IPATINGA – Na noite de ontem (09/07) um jovem de 20 anos foi preso em flagrante por conduzir um veículo sob a influência de substância psicoativa durante uma operação da Polícia Militar realizada na Avenida Selim José de Sales, em Ipatinga.
Segundo a PM, durante a fiscalização, os militares visualizaram o condutor fazendo uso de um cigarro com odor característico de maconha. Ao notar a presença da viatura, o motorista alterou o trajeto na tentativa de evitar a abordagem, mas foi interceptado logo em seguida.
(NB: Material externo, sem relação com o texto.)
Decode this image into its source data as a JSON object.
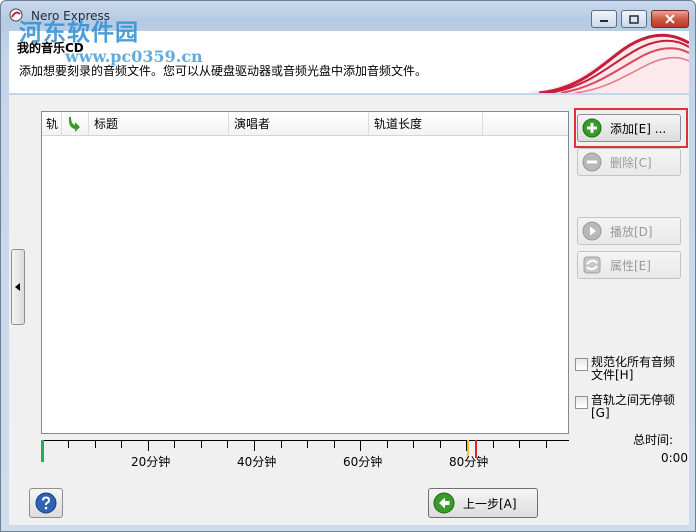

Durante a fiscalização, os policiais constataram que o jovem apresentava sinais compatíveis com o uso recente de entorpecente, como olhos avermelhados, fala desconexa e comportamento alterado.
Questionado, ele admitiu ter consumido maconha e informou que havia mais entorpecentes no interior do veículo. Nas buscas, os militares localizaram dois cigarros de maconha, sendo um parcialmente consumido, além de uma porção da mesma substância. O autor assumiu a posse de todo o material.
A PM também verificou que o veículo estava com o licenciamento vencido e apresentava pneus dianteiros e o estepe sem condições de circulação. Diante das irregularidades, o automóvel foi removido para um pátio credenciado.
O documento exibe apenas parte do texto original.